Task 9 — Atomic vs RWMutex Read-Heavy Workload¶
Benchmark three implementations of a read-mostly config:
sync.RWMutexaround*Config.sync.Mutexaround*Config.atomic.Pointer[Config].
Use b.RunParallel. Compare at GOMAXPROCS=1,4,16.
Expected results: atomic wins at every level. RWMutex beats Mutex by 1.5-3x under heavy read load. Atomic beats RWMutex by 5-50x under heavy read load.

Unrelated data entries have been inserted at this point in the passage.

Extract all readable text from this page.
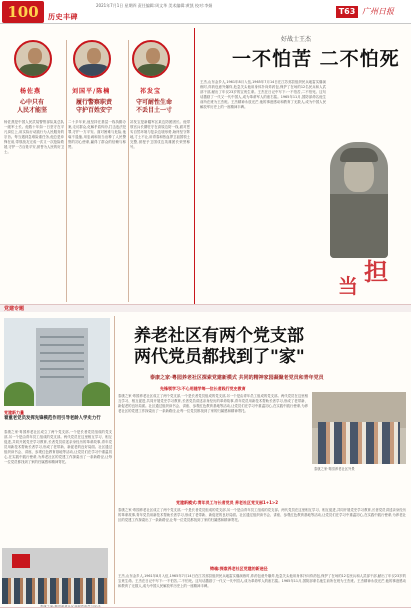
100	历史丰碑
2021年7月1日 星期四 责任编辑:周文华 美术编辑:黄凯 校对:李娟
T63 广州日报
杨佐燕	刘国平/陈楠	祁发宝
心中只有
人民才能坚
履行警察职责
守护百姓安宁
守可耐性生命
不丢目土一寸
杨佐燕是中国人民武装警察部队某总队一级军士长。他数十年如一日坚守在平凡岗位上,用实际行动践行为人民服务的宗旨。每当遇到急难险重任务,他总是冲锋在前,带领战友完成一次又一次抢险救援,守护一方百姓平安,被誉为人民的好卫士。
二十多年来,他坚持在基层一线执勤办案,走访群众,化解矛盾纠纷,打击违法犯罪,守护一方平安。面对困难与危险,他毫不退缩,用忠诚和担当诠释了人民警察的初心使命,赢得了群众的信赖与称赞。
祁发宝是新疆军区某边防团团长。他带领官兵长期驻守在高原边防一线,面对恶劣自然环境与复杂边境形势,始终坚守阵地,寸土不让,用青春和热血捍卫祖国领土完整,被授予卫国戍边英雄团长荣誉称号。
好战士王杰
一不怕苦 二不怕死
王杰,山东金乡人,1961年8月入伍,1965年7月14日在江苏邳县组织民兵地雷实爆演练时,炸药包意外爆炸,危急关头他用身体扑向炸药包,保护了在场的12名民兵和人武部干部,献出了年仅23岁的宝贵生命。王杰在日记中写下:一不怕苦,二不怕死。这句话激励了一代又一代中国人,成为革命军人的座右铭。1965年11月,国防部命名他生前所在班为王杰班。王杰精神永放光芒,他的事迹感动和教育了无数人,成为中国人民解放军历史上的一座精神丰碑。
担
当
党建专题
党建新力量
着重老党员发挥先锋模范作用引导老龄人学史力行
泰康之家·粤园养老社区成立了两个党支部,一个是长者党员组成的党支部,另一个是由青年员工组成的党支部。两代党员在这里相互学习、相互促进,共同开展党史学习教育,长者党员讲述亲身经历的革命故事,青年党员用新技术帮助长者学习,形成了老带新、新促老的良好局面。社区通过组织读书会、讲座、参观红色教育基地等活动,让党员们在学习中重温初心,在实践中践行使命,为养老社区的党建工作探索出了一条新路径,让每一位党员都找到了家的归属感和精神寄托。
养老社区有两个党支部
两代党员都找到了"家"
泰康之家·粤园养老社区探索党建新模式 共同的精神家园凝聚老党员和青年党员
先锋领学习:不心用随学每一位长者践行党史教育
泰康之家·粤园养老社区成立了两个党支部,一个是长者党员组成的党支部,另一个是由青年员工组成的党支部。两代党员在这里相互学习、相互促进,共同开展党史学习教育,长者党员讲述亲身经历的革命故事,青年党员用新技术帮助长者学习,形成了老带新、新促老的良好局面。社区通过组织读书会、讲座、参观红色教育基地等活动,让党员们在学习中重温初心,在实践中践行使命,为养老社区的党建工作探索出了一条新路径,让每一位党员都找到了家的归属感和精神寄托。
泰康之家·粤园养老社区外景
党建新模式:青年员工与长者党员 养老社区党支部1+1>2
泰康之家·粤园养老社区成立了两个党支部,一个是长者党员组成的党支部,另一个是由青年员工组成的党支部。两代党员在这里相互学习、相互促进,共同开展党史学习教育,长者党员讲述亲身经历的革命故事,青年党员用新技术帮助长者学习,形成了老带新、新促老的良好局面。社区通过组织读书会、讲座、参观红色教育基地等活动,让党员们在学习中重温初心,在实践中践行使命,为养老社区的党建工作探索出了一条新路径,让每一位党员都找到了家的归属感和精神寄托。
铸魂:探索养老社区党建的新途径
王杰,山东金乡人,1961年8月入伍,1965年7月14日在江苏邳县组织民兵地雷实爆演练时,炸药包意外爆炸,危急关头他用身体扑向炸药包,保护了在场的12名民兵和人武部干部,献出了年仅23岁的宝贵生命。王杰在日记中写下:一不怕苦,二不怕死。这句话激励了一代又一代中国人,成为革命军人的座右铭。1965年11月,国防部命名他生前所在班为王杰班。王杰精神永放光芒,他的事迹感动和教育了无数人,成为中国人民解放军历史上的一座精神丰碑。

Reference solution sketch:
func BenchmarkConfigAtomic_Read(b *testing.B) {
var p atomic.Pointer[Config]
p.Store(&Config{...})
b.RunParallel(func(pb *testing.PB) {
for pb.Next() {
_ = p.Load().Timeout
}
})
}
func BenchmarkConfigRWMutex_Read(b *testing.B) {
var mu sync.RWMutex
cfg := &Config{...}
b.RunParallel(func(pb *testing.PB) {
for pb.Next() {
mu.RLock()
_ = cfg.Timeout
mu.RUnlock()
}
})
}
Report the numbers on your hardware. Add a few percentages of writes (1%, 5%, 25%) and see how the gap changes. Atomic dominates because it does no atomic operations on reads beyond the load itself.

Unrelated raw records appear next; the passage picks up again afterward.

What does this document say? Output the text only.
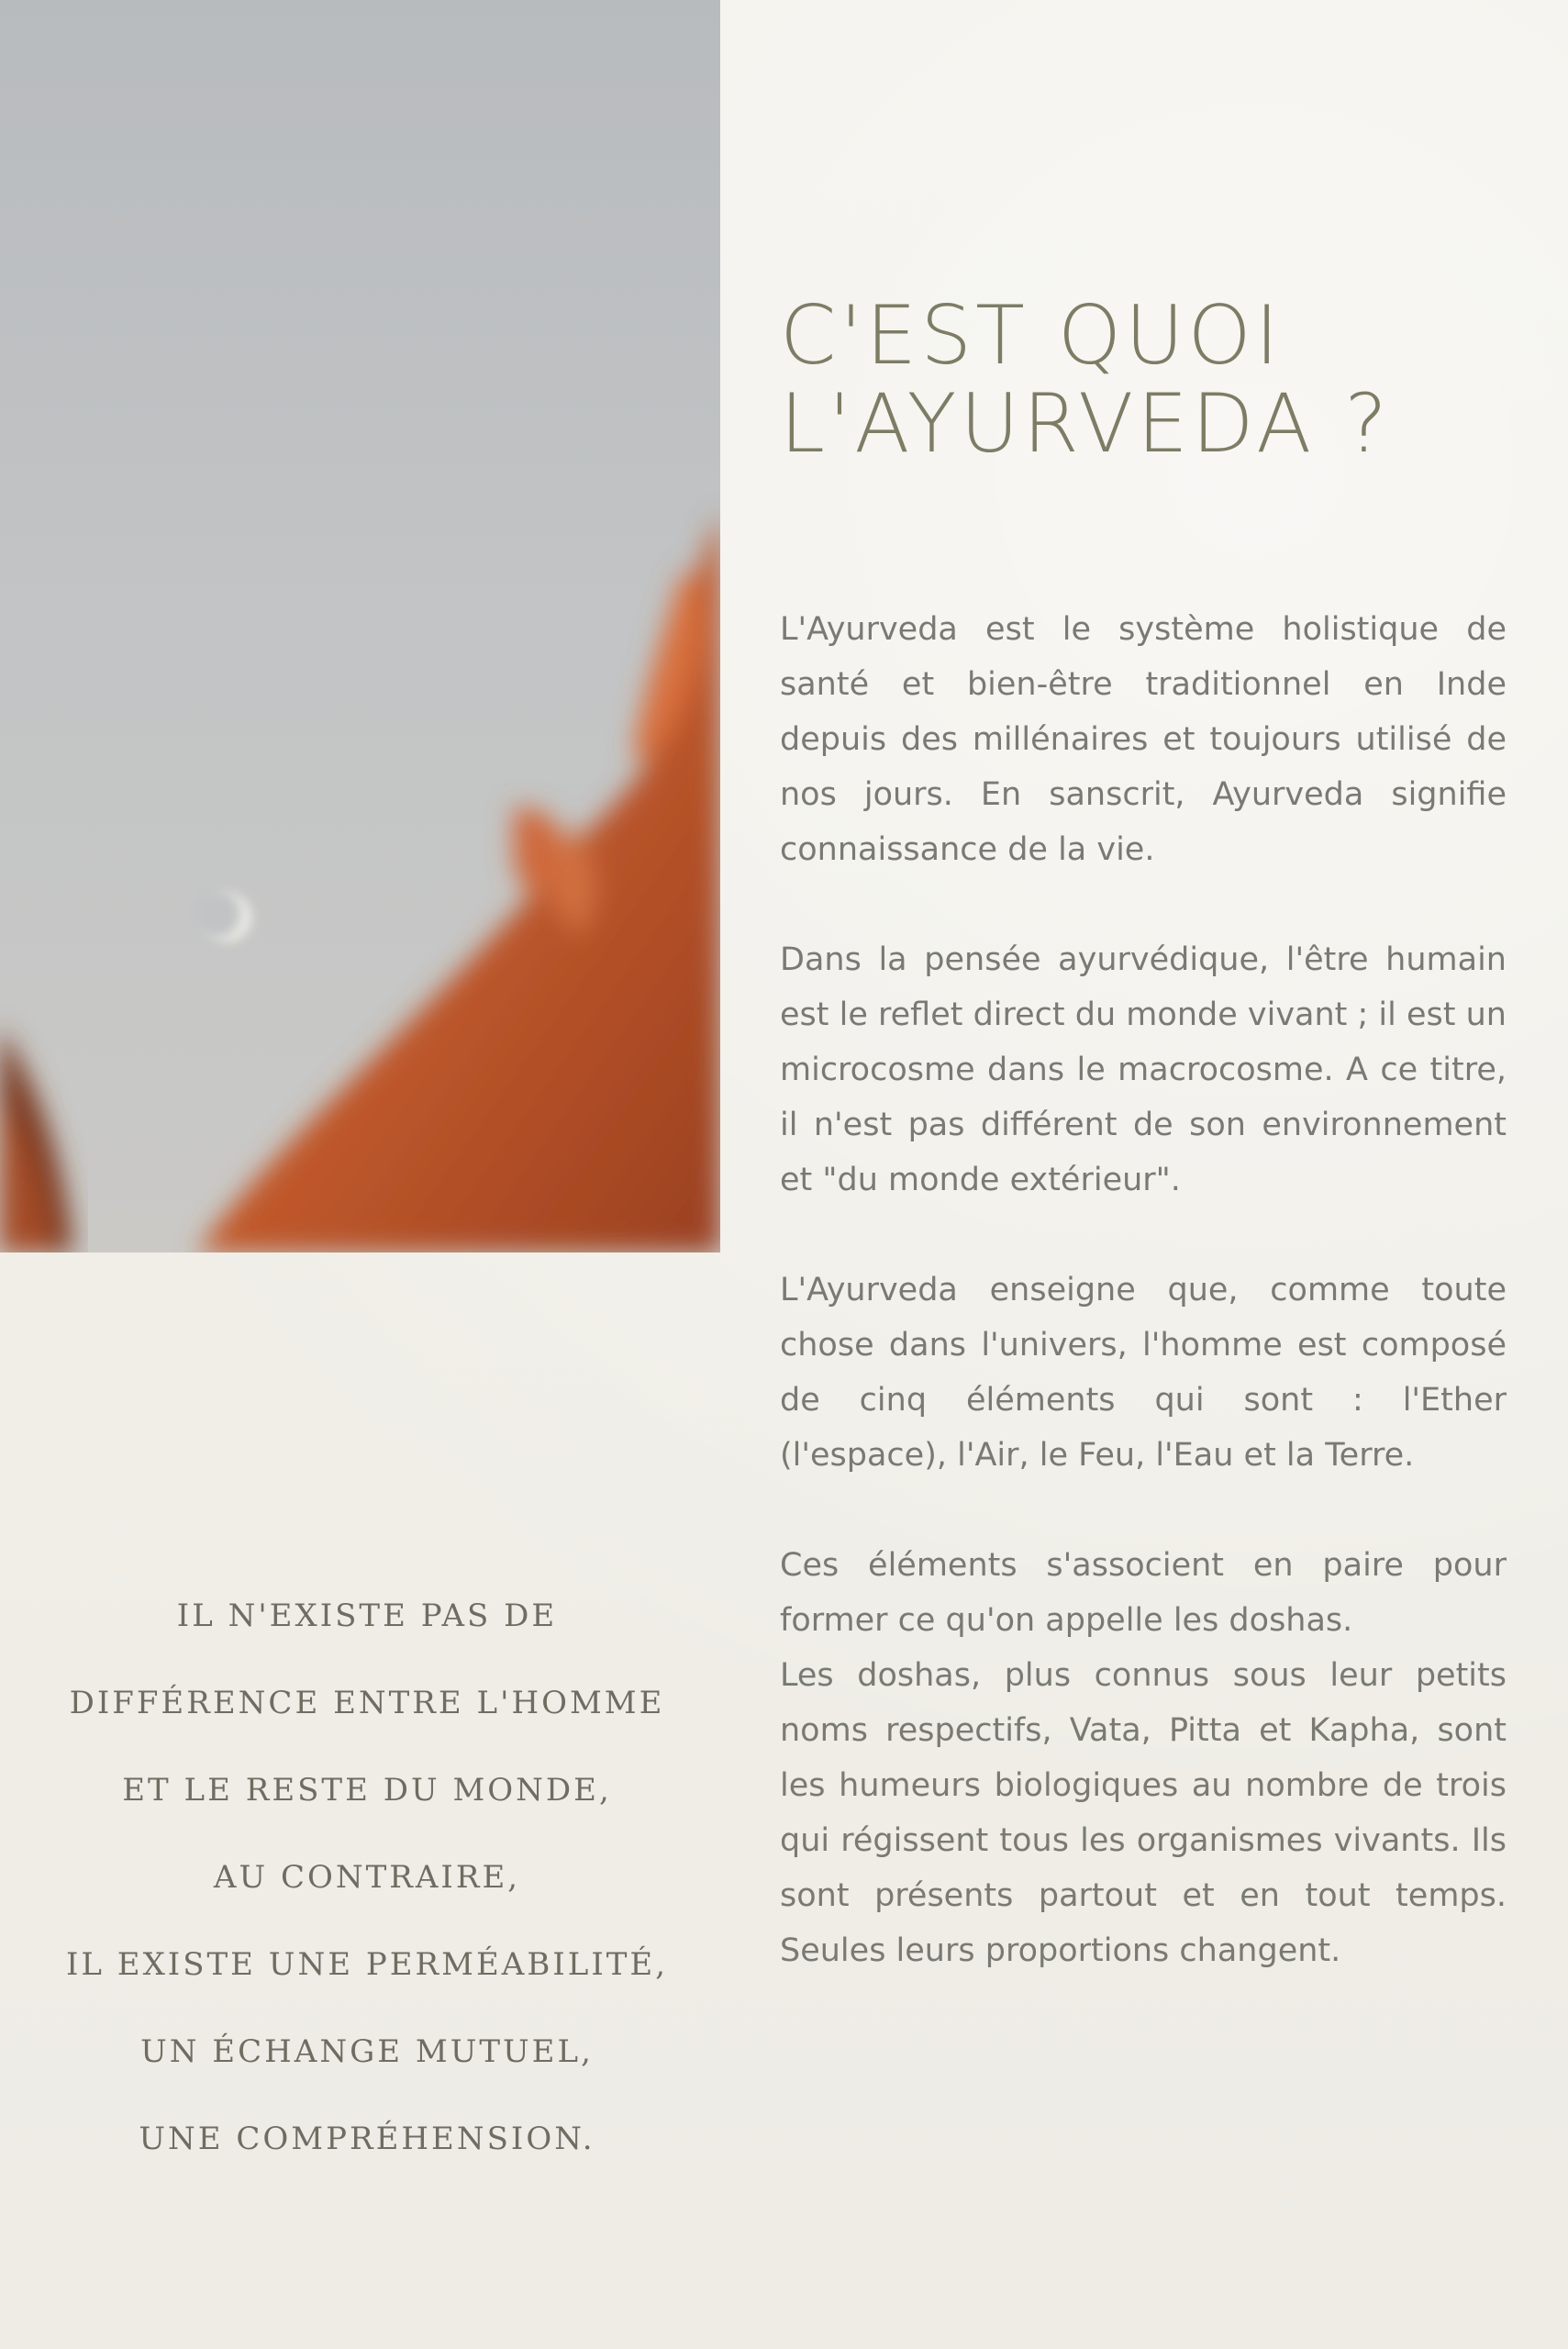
C'EST QUOI
L'AYURVEDA ?

L'Ayurveda est le système holistique de santé et bien-être traditionnel en Inde depuis des millénaires et toujours utilisé de nos jours. En sanscrit, Ayurveda signifie connaissance de la vie.

Dans la pensée ayurvédique, l'être humain est le reflet direct du monde vivant ; il est un microcosme dans le macrocosme. A ce titre, il n'est pas différent de son environnement et "du monde extérieur".

L'Ayurveda enseigne que, comme toute chose dans l'univers, l'homme est composé de cinq éléments qui sont : l'Ether (l'espace), l'Air, le Feu, l'Eau et la Terre.

Ces éléments s'associent en paire pour former ce qu'on appelle les doshas.

Les doshas, plus connus sous leur petits noms respectifs, Vata, Pitta et Kapha, sont les humeurs biologiques au nombre de trois qui régissent tous les organismes vivants. Ils sont présents partout et en tout temps. Seules leurs proportions changent.

IL N'EXISTE PAS DE
DIFFÉRENCE ENTRE L'HOMME
ET LE RESTE DU MONDE,
AU CONTRAIRE,
IL EXISTE UNE PERMÉABILITÉ,
UN ÉCHANGE MUTUEL,
UNE COMPRÉHENSION.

Task 10 — Find the Cache-Line Hot Spot¶
You are given:
type Metrics struct {
Requests atomic.Int64
Errors atomic.Int64
Bytes atomic.Int64
Latencies atomic.Int64
}
Four goroutines each increment one of the four fields in a tight loop. Measure throughput. Then add padding so each field is on its own cache line. Re-measure. Quantify the improvement.
Reference solution:
type padded struct {
v atomic.Int64
_ [56]byte
}
type Metrics struct {
Requests padded
Errors padded
Bytes padded
Latencies padded
}
On a 4-core amd64 machine, expect 5-10x throughput improvement from padding. Document the measurement and explain the cache-line invalidation cascade in a comment.